Bâziçede Bizler Yine Yandık

     Yazımın başlığını Ziya Paşa'nın  Terkib-i  Bend'inde  kullandığı Osmanlı Türkçe'inde kullanılan bir ifadeden aldım. Bu günkü Türkçe'mizle ifade edecek olursak; bu oyunda, hilede, desisede bizler yine aldatıldık, kandırıldık anlamına geliyor. Karamsar bir ifade ama, ülkemizdeki olana bitene bakınca insan iyimser olamıyor.

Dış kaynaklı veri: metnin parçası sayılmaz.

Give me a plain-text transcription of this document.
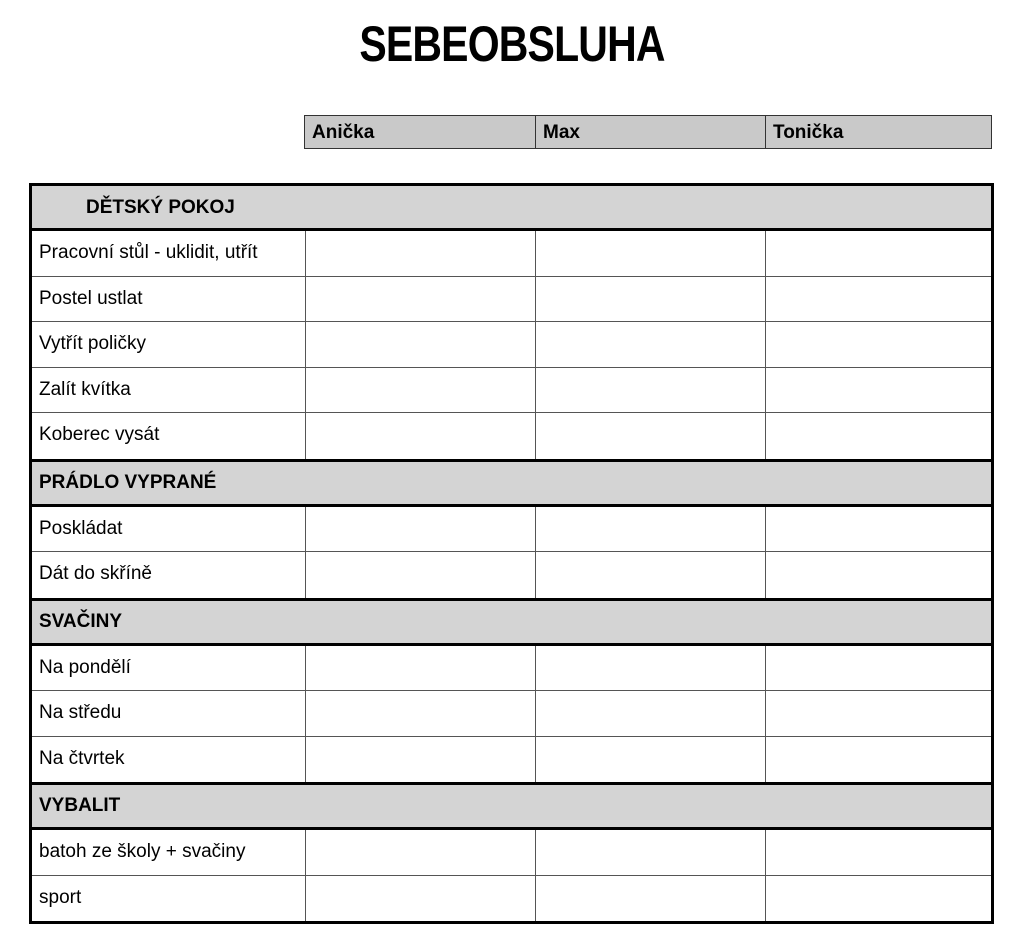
SEBEOBSLUHA
Anička	Max	Tonička
DĚTSKÝ POKOJ
Pracovní stůl - uklidit, utřít
Postel ustlat
Vytřít poličky
Zalít kvítka
Koberec vysát
PRÁDLO VYPRANÉ
Poskládat
Dát do skříně
SVAČINY
Na pondělí
Na středu
Na čtvrtek
VYBALIT
batoh ze školy + svačiny
sport
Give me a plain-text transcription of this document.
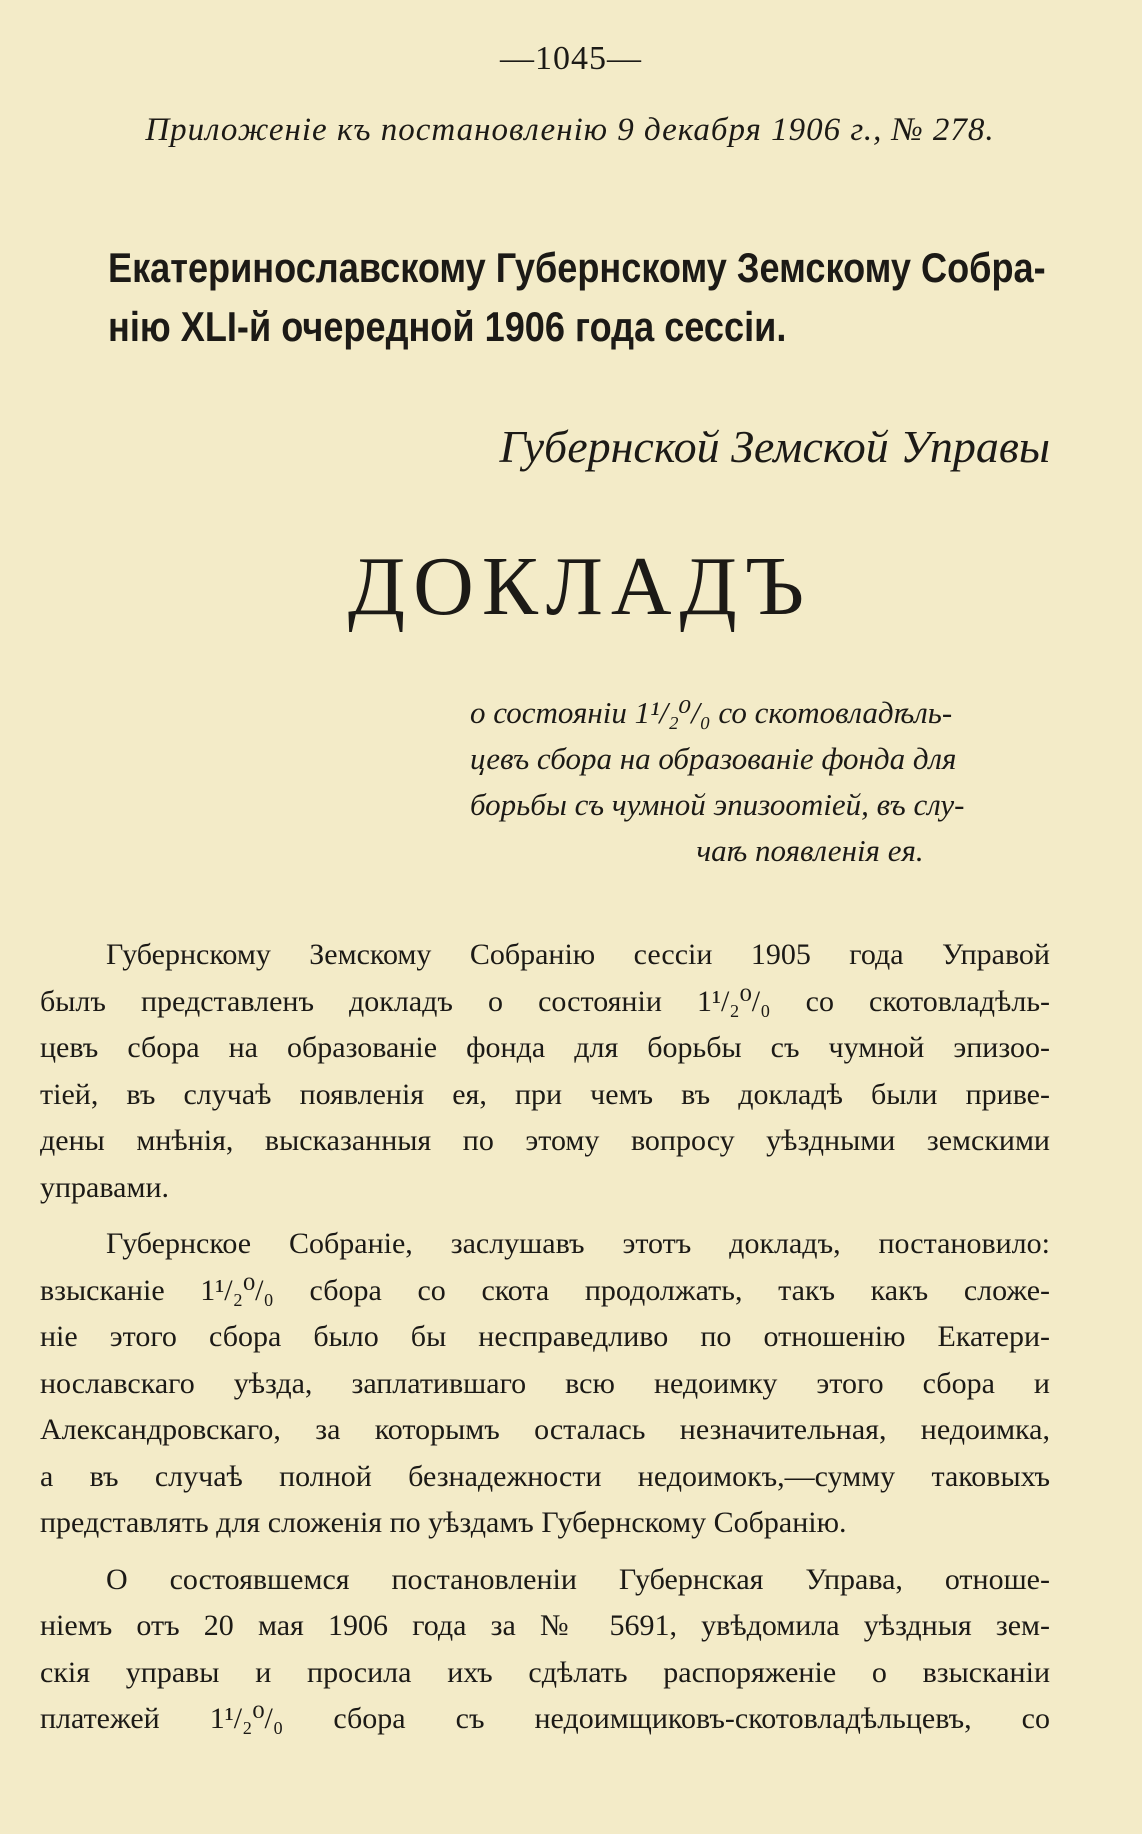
—1045—
Приложеніе къ постановленію 9 декабря 1906 г., № 278.
Екатеринославскому Губернскому Земскому Собра-
нію XLI-й очередной 1906 года сессіи.
Губернской Земской Управы
ДОКЛАДЪ
о состояніи 1¹/₂⁰/₀ со скотовладѣль-
цевъ сбора на образованіе фонда для
борьбы съ чумной эпизоотіей, въ слу-
чаѣ появленія ея.
Губернскому Земскому Собранію сессіи 1905 года Управой
былъ представленъ докладъ о состояніи 1¹/₂⁰/₀ со скотовладѣль-
цевъ сбора на образованіе фонда для борьбы съ чумной эпизоо-
тіей, въ случаѣ появленія ея, при чемъ въ докладѣ были приве-
дены мнѣнія, высказанныя по этому вопросу уѣздными земскими
управами.
Губернское Собраніе, заслушавъ этотъ докладъ, постановило:
взысканіе 1¹/₂⁰/₀ сбора со скота продолжать, такъ какъ сложе-
ніе этого сбора было бы несправедливо по отношенію Екатери-
нославскаго уѣзда, заплатившаго всю недоимку этого сбора и
Александровскаго, за которымъ осталась незначительная, недоимка,
а въ случаѣ полной безнадежности недоимокъ,—сумму таковыхъ
представлять для сложенія по уѣздамъ Губернскому Собранію.
О состоявшемся постановленіи Губернская Управа, отноше-
ніемъ отъ 20 мая 1906 года за № 5691, увѣдомила уѣздныя зем-
скія управы и просила ихъ сдѣлать распоряженіе о взысканіи
платежей 1¹/₂⁰/₀ сбора съ недоимщиковъ-скотовладѣльцевъ, со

      Ben ve benim emsalim,  yetmiş yaş,  gurubu insanları çok bedbaht addediyorum. Çocukluk yıllarımızda ; 1.Dünya Savaşı'nın  çeşitli cephelerinde, yedi düvele karşı savaşan dedelerimizden savaş menkıbelerini ve felaketlerini dinleyerek büyüdük. Arkasından Kurtuluş Savaşı'nda Türk'ün ateşle imtihanını dinledik. Osmanlı'nın  küllerinden oluşan genç Türkiye Cumhuriyeti  Devleti'nin nasıl yoktan var edildiğini bize anlattılar. Cumhuriyet çocuklarıydık. Devletimizin kuruluş felsefesini içimize sindire, sindire büyüdük. 2. Dünya Savaşı'nın yarattığı krizde yoksulluklara  göğüs gerdik. Bütün fakirliğimize, geriliğimize rağmen  mutlu ve ümit vardık. Köylüsüyle, kentlisiyle, Alevi'siyle,  Kürt'üyle, çeçeni,  Çerkez'iyle  sıkılı bir yumruk gibiydik. Ayrıcalık, gayrı çalık yoktu. Her şey bu güzel vatanın ; kalkınması, yücelmesi ve muasır medeniyet seviyesine  çıkarılmasına yönelikti. Demokrasinin vaz geçilmezlerinden olan çok partili sisteme geçişte, ufak, tefek sancılar çekildiyse de 1950 de o da gerçekleşti. Siyasi  partilerimiz oluştu. Bunlar hiçbir zaman düşman kardeşler olmadı. Ara, ara demokrasimiz bir takım müdahalelere  muhatap olduysa da bunlar kalıcı olmadı. Müdahaleyi gerçekleştirenler  sözlerinde durarak en kısa zamanda  demokrasiye geçişi sağladılar. Şimdilerde bu insanları yerden yere  vurup eleştiriyoruz. Onlar o gün kahramanlar gibi telakki ediliyorlardı. Olayları değerlendirmenin en objektif yöntemi  o  günün mantalitesiyle değerlendirmektir. Bu insanlar değişen 3 anayasaya da bağlı; çağdaş, demokratik, laik, sosyal hukuk devleti olma ilkelerine bağlı insanlardı.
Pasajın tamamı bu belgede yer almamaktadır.